Minimizing the Weighted Number of Tardy Jobs: Data-Driven Heuristic for Single-Machine Scheduling
Nikolai Antonov, Prěmysl Šůcha, Mikoláš Janota, Jan Hůla
TL;DR
This work tackles the strongly NP-hard single-machine scheduling problem $1|\tilde{d}_i|\sum w_i U_i$, reframing it as maximizing the weight of early jobs under hard deadlines and proposing a data-driven heuristic that guarantees feasibility. The approach combines an ML oracle to label jobs as early or tardy, ILP-based refinement via Baptiste’s reduction for uncertain predictions, and an EDF-based scheduling algorithm to produce feasible schedules. It advances model design by developing robust instance-aware features and comparing globally and locally informed ML models, with the multilayer perceptron (MLP) offering a favorable accuracy-speed trade-off.
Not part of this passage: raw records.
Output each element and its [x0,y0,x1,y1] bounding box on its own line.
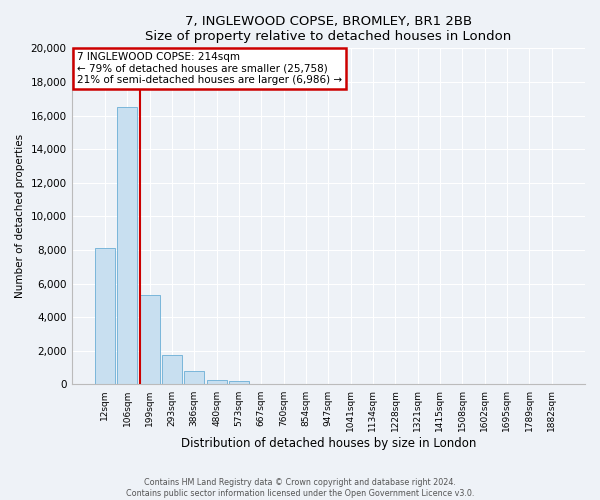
Bar [162,355,182,384]
Y-axis label: Number of detached properties: Number of detached properties [15,134,25,298]
Text: Contains HM Land Registry data © Crown copyright and database right 2024.
Contai: Contains HM Land Registry data © Crown c… [126,478,474,498]
Title: 7, INGLEWOOD COPSE, BROMLEY, BR1 2BB
Size of property relative to detached house: 7, INGLEWOOD COPSE, BROMLEY, BR1 2BB Siz… [145,15,511,43]
X-axis label: Distribution of detached houses by size in London: Distribution of detached houses by size … [181,437,476,450]
Bar [229,382,249,384]
Bar [95,248,115,384]
Bar [117,107,137,384]
Bar [140,296,160,384]
Text: 7 INGLEWOOD COPSE: 214sqm
← 79% of detached houses are smaller (25,758)
21% of s: 7 INGLEWOOD COPSE: 214sqm ← 79% of detac… [77,52,342,85]
Bar [184,372,205,384]
Bar [206,380,227,384]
Empirical results across 15 diverse datasets show our method yields substantially smaller optimality gaps and higher rates of optimal solutions than state-of-the-art heuristics, while maintaining practical runtimes, thereby offering a robust, scalable solution for real-world scheduling tasks and guiding future data-driven scheduling research.
Abstract
Existing research on single-machine scheduling is largely focused on exact algorithms, which perform well on typical instances but can significantly deteriorate on certain regions of the problem space. In contrast, data-driven approaches provide strong and scalable performance when tailored to the structure of specific datasets. Leveraging this idea, we focus on a single-machine scheduling problem where each job is defined by its weight, duration, due date, and deadline, aiming to minimize the total weight of tardy jobs. We introduce a novel data-driven scheduling heuristic that combines machine learning with problem-specific characteristics, ensuring feasible solutions, which is a common challenge for ML-based algorithms. Experimental results demonstrate that our approach significantly outperforms the state-of-the-art in terms of optimality gap, number of optimal solutions, and adaptability across varied data scenarios, highlighting its flexibility for practical applications. In addition, we conduct a systematic exploration of ML models, addressing a common gap in similar studies by offering a detailed model selection process and providing insights into why the chosen model is the best fit.